Which begs the question: Where are the randomized clinical trials supporting low fat diets as the standard of care? The studies where a low fat, calorie restricted diet results in more weight loss than a calorie unlimited high fat diet. In fact, we at AWLR were so bewildered by the lack of evidence that we are running the “Low Fat Challenge” for anyone in the world to find such a trial, incentivized by a crowd-funded pot of cash. After nearly a year, hundreds of dollars have been raised with no winner to accept.

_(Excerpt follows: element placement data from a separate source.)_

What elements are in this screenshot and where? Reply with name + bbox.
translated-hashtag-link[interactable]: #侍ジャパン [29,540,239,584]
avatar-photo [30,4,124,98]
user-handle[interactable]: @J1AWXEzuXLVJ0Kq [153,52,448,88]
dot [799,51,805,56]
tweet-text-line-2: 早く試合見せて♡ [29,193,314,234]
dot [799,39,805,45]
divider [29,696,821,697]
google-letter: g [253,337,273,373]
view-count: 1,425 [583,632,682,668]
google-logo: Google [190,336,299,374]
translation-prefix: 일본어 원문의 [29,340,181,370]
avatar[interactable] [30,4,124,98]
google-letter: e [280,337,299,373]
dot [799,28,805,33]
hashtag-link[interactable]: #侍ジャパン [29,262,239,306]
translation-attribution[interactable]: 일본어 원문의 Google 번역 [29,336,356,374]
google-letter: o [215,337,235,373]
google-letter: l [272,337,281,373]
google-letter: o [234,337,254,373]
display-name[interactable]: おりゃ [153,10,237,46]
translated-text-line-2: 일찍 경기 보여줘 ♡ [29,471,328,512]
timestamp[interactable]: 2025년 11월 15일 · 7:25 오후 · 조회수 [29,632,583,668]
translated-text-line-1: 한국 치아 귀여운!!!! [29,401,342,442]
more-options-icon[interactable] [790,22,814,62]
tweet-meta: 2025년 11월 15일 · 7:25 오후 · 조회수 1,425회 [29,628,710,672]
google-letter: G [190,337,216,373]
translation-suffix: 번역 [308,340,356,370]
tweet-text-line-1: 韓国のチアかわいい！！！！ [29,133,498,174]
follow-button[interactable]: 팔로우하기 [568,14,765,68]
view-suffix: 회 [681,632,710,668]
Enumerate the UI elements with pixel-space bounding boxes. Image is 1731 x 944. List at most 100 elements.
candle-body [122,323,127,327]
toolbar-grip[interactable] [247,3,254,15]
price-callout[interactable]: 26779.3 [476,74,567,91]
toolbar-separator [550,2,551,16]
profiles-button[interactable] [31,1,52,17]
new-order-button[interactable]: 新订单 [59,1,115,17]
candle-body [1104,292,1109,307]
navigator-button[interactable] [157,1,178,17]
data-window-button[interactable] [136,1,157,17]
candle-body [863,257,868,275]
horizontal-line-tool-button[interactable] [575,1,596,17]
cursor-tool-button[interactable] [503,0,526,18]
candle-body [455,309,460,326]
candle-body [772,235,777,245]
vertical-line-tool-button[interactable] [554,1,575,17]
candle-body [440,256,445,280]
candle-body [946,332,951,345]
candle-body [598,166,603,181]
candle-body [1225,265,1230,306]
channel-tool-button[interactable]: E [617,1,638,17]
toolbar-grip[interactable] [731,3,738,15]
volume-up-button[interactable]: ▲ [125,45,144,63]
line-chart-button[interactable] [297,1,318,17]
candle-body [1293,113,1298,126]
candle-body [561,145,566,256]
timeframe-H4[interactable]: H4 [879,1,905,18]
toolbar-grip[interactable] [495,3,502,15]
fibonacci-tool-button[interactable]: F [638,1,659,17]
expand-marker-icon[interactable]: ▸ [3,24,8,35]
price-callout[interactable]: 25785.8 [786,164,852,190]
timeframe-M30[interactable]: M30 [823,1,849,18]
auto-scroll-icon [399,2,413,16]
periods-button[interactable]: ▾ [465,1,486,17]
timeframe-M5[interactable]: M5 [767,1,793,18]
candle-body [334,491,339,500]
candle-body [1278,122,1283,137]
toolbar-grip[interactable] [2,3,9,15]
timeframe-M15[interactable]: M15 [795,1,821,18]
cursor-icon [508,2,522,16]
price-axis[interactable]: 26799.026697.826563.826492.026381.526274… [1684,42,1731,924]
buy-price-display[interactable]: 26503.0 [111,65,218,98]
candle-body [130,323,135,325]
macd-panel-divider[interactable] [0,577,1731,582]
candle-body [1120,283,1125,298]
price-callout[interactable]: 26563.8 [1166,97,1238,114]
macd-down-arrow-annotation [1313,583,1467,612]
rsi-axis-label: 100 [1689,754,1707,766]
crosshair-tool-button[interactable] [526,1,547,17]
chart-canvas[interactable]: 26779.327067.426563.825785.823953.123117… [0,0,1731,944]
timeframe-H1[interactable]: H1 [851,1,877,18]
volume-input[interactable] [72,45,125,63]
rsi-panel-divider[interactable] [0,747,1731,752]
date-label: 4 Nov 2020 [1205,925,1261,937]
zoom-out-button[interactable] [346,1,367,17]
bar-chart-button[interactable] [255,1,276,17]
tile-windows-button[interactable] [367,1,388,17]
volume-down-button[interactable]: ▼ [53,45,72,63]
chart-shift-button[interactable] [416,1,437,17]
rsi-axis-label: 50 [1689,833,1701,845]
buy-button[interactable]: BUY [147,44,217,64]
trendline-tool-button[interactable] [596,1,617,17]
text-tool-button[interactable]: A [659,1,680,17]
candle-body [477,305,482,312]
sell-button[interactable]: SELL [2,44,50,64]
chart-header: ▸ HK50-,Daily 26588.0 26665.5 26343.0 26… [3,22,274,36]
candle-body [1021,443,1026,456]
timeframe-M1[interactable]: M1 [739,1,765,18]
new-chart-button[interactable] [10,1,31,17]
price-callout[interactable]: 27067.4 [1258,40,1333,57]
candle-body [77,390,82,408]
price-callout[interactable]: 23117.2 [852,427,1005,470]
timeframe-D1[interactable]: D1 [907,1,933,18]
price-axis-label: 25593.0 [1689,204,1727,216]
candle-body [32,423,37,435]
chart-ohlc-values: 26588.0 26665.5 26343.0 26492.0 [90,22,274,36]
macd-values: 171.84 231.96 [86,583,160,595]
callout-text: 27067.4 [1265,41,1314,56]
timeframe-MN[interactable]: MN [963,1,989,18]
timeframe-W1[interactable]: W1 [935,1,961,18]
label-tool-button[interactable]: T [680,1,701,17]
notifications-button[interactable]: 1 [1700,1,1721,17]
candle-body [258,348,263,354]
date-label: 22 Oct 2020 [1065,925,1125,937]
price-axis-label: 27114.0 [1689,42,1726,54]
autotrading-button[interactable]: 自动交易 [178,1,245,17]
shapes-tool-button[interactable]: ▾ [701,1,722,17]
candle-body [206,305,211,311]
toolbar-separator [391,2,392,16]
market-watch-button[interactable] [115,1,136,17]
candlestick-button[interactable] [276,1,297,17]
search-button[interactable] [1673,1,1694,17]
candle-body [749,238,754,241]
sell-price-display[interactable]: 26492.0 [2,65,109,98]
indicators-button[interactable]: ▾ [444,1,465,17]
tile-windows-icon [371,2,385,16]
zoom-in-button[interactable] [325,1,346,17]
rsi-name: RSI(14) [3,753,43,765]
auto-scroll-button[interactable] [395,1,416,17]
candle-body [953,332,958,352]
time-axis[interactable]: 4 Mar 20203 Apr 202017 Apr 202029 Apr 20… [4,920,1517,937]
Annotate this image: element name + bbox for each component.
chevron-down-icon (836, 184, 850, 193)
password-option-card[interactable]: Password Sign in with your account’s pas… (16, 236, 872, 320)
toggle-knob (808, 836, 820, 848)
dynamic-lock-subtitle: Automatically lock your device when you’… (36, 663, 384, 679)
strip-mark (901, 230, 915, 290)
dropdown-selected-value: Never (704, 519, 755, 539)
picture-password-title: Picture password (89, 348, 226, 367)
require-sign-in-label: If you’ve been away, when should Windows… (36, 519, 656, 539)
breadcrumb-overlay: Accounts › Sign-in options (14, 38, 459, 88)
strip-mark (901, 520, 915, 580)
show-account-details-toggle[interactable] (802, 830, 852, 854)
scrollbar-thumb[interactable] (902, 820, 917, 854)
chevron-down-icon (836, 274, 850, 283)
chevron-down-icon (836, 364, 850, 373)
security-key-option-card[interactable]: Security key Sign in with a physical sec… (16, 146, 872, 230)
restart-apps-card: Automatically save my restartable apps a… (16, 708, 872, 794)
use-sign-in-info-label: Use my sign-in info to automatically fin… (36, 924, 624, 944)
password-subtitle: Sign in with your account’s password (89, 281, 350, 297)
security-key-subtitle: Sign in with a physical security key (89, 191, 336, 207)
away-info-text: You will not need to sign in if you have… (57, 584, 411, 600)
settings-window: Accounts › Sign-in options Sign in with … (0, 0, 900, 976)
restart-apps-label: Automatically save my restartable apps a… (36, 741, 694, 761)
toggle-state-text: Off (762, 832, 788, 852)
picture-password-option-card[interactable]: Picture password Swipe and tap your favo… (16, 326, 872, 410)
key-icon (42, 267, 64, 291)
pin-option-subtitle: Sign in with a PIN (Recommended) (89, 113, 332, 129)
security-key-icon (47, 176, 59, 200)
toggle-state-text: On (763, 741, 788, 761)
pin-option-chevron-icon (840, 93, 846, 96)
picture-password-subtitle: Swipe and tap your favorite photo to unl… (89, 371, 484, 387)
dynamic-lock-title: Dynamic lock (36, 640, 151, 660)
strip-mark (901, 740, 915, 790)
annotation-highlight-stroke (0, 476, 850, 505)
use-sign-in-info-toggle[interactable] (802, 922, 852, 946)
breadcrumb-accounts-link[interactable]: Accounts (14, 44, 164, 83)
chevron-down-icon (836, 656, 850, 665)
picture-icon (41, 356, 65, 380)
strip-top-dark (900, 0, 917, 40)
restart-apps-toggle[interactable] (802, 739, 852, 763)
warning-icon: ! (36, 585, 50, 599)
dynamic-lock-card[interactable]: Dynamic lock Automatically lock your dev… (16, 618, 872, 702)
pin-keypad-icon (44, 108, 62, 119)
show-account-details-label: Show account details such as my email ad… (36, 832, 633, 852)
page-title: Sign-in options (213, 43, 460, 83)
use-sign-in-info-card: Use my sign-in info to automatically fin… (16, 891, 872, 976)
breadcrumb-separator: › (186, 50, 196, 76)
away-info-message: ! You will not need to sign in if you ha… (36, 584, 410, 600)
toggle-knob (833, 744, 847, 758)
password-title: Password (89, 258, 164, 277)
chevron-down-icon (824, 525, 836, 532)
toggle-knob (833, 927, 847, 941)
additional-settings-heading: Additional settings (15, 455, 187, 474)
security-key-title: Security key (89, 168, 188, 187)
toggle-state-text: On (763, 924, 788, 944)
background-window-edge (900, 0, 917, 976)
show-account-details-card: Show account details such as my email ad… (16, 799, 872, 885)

My wildest dream would be to make AWLR the largest weight loss registry in the world within the next year, overtaking the National Weight Control Registry that has a 15-year head start. They boast around 10,000 members after approximately 17 years of existence. At 3,100+ after two years, it is an ambitious but attainable goal; a dream that can only be achieved with your help. It would make a tremendously unbelievable statement to the dietary research community if Paleo and PB was so prominent and demonstrated such incredible improvements in health. If you have not registered yet, please take 10 minutes to do so here. And if you have, sharing this post with the world would make all the difference.
As you are reading these words, there is someone out there who is depressed, unhealthy and overweight. A poor soul being shunned by the medical community due to their “lack of willpower,” who struggles to get by on their 1400 calorie low-fat diet. A beautiful human being with boundless happiness trapped underneath the overwhelming heaviness of constant hunger and a label of “BMI > 30”, desperately searching for a real solution. With your help, I hope we can reach them and offer a gentle, heart-felt helping hand.